Image Processing Center, School of Astronautics, Beihang University, Xueyuan Road No.37, Beijing, China.
Beijing Advanced Innovation Center for Biomedical Engineering, Beihang University, Beijing, 100083, China.
Int J Comput Assist Radiol Surg. 2018 Jul;13(7):967-975. doi: 10.1007/s11548-018-1733-7. Epub 2018 Mar 19.
Automatic approach for bladder segmentation from computed tomography (CT) images is highly desirable in clinical practice. It is a challenging task since the bladder usually suffers large variations of appearance and low soft-tissue contrast in CT images. In this study, we present a deep learning-based approach which involves a convolutional neural network (CNN) and a 3D fully connected conditional random fields recurrent neural network (CRF-RNN) to perform accurate bladder segmentation. We also propose a novel preprocessing method, called dual-channel preprocessing, to further advance the segmentation performance of our approach.
The presented approach works as following: first, we apply our proposed preprocessing method on the input CT image and obtain a dual-channel image which consists of the CT image and an enhanced bladder density map. Second, we exploit a CNN to predict a coarse voxel-wise bladder score map on this dual-channel image. Finally, a 3D fully connected CRF-RNN refines the coarse bladder score map and produce final fine-localized segmentation result.

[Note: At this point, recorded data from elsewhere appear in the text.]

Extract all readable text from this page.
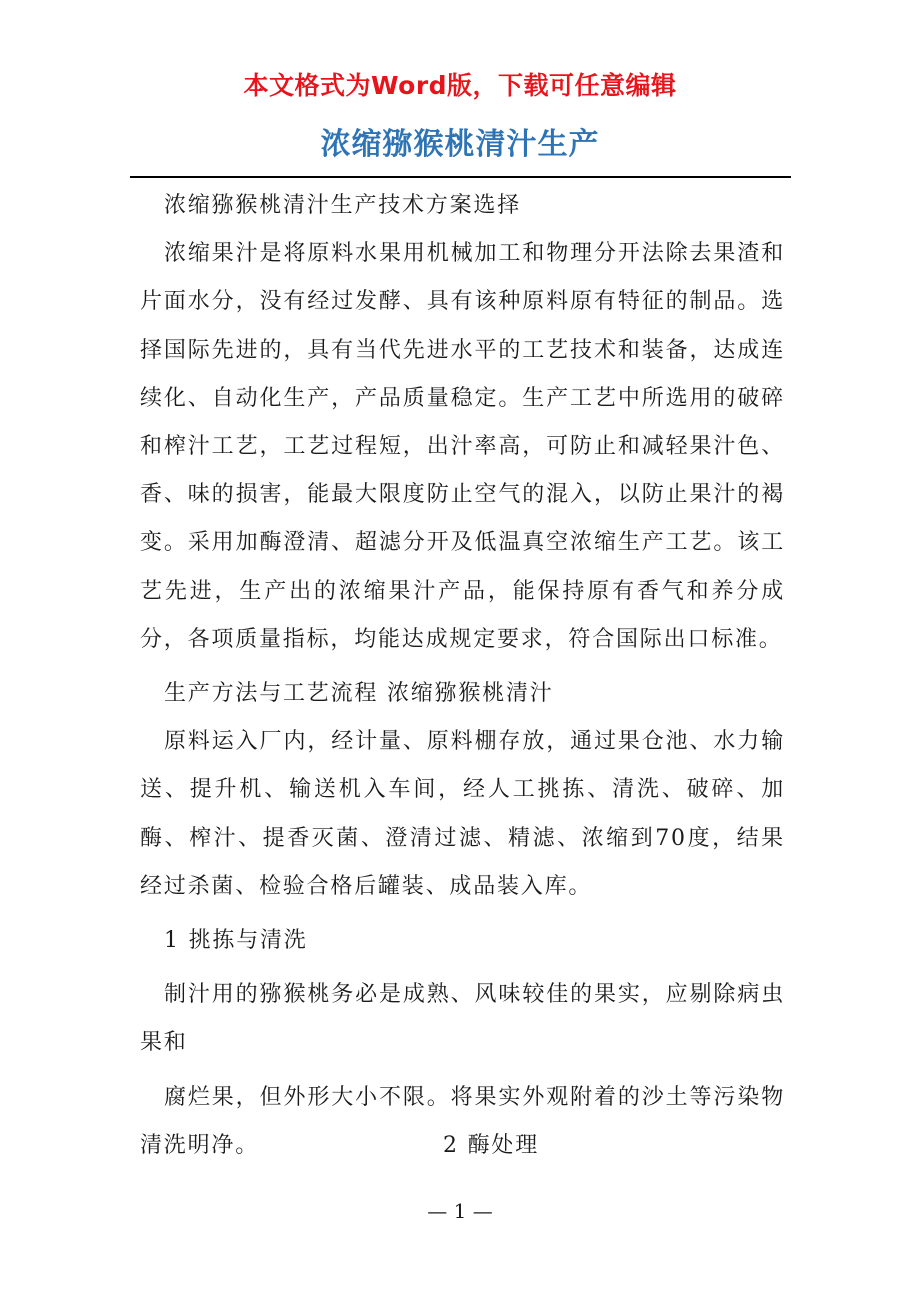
本文格式为Word版，下载可任意编辑
浓缩猕猴桃清汁生产

浓缩猕猴桃清汁生产技术方案选择

浓缩果汁是将原料水果用机械加工和物理分开法除去果渣和片面水分，没有经过发酵、具有该种原料原有特征的制品。选择国际先进的，具有当代先进水平的工艺技术和装备，达成连续化、自动化生产，产品质量稳定。生产工艺中所选用的破碎和榨汁工艺，工艺过程短，出汁率高，可防止和减轻果汁色、香、味的损害，能最大限度防止空气的混入，以防止果汁的褐变。采用加酶澄清、超滤分开及低温真空浓缩生产工艺。该工艺先进，生产出的浓缩果汁产品，能保持原有香气和养分成分，各项质量指标，均能达成规定要求，符合国际出口标准。

生产方法与工艺流程 浓缩猕猴桃清汁

原料运入厂内，经计量、原料棚存放，通过果仓池、水力输送、提升机、输送机入车间，经人工挑拣、清洗、破碎、加酶、榨汁、提香灭菌、澄清过滤、精滤、浓缩到70度，结果经过杀菌、检验合格后罐装、成品装入库。

1 挑拣与清洗

制汁用的猕猴桃务必是成熟、风味较佳的果实，应剔除病虫果和

腐烂果，但外形大小不限。将果实外观附着的沙土等污染物清洗明净。	2 酶处理

— 1 —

We compare our approach to the state-of-the-art V-net on a clinical dataset. Results show that our approach achieves superior segmentation accuracy, outperforming the V-net by a significant margin. The Dice Similarity Coefficient of our approach (92.24%) is 8.12% higher than that of the V-net. Moreover, the bladder probability maps performed by our approach present sharper boundaries and more accurate localizations compared with that of the V-net.
Our approach achieves higher segmentation accuracy than the state-of-the-art method on clinical data. Both the dual-channel processing and the 3D fully connected CRF-RNN contribute to this improvement. The united deep network composed of the CNN and 3D CRF-RNN also outperforms a system where the CRF model acts as a post-processing method disconnected from the CNN.
从计算机断层扫描(CT)图像中自动分割膀胱在临床实践中是非常需要的。这是一项具有挑战性的任务,因为膀胱在 CT 图像中通常会出现较大的外观变化和较低的软组织对比度。在这项研究中,我们提出了一种基于深度学习的方法,该方法涉及卷积神经网络(CNN)和 3D 全连接条件随机场递归神经网络(CRF-RNN),以实现精确的膀胱分割。我们还提出了一种新的预处理方法,称为双通道预处理,以进一步提高我们方法的分割性能。
所提出的方法如下工作:首先,我们将所提出的预处理方法应用于输入的 CT 图像,并获得由 CT 图像和增强的膀胱密度图组成的双通道图像。其次,我们利用 CNN 对双通道图像上的粗略体素级膀胱评分图进行预测。最后,一个 3D 全连接 CRF-RNN 细化粗略的膀胱评分图并生成最终精细定位的分割结果。
我们在临床数据集上将我们的方法与最先进的 V 网络进行了比较。结果表明,我们的方法在分割精度上优于 V 网络,具有显著的优势。我们的方法的 Dice 相似系数(92.24%)比 V 网络高 8.12%。此外,与 V 网络相比,我们的方法生成的膀胱概率图具有更清晰的边界和更准确的定位。
我们的方法在临床数据上的分割精度优于最先进的方法。双通道处理和 3D 全连接 CRF-RNN 都有助于这一改进。由 CNN 和 3D CRF-RNN 组成的联合深度网络也优于与 CNN 没有关联的作为后处理方法的 CRF 模型系统。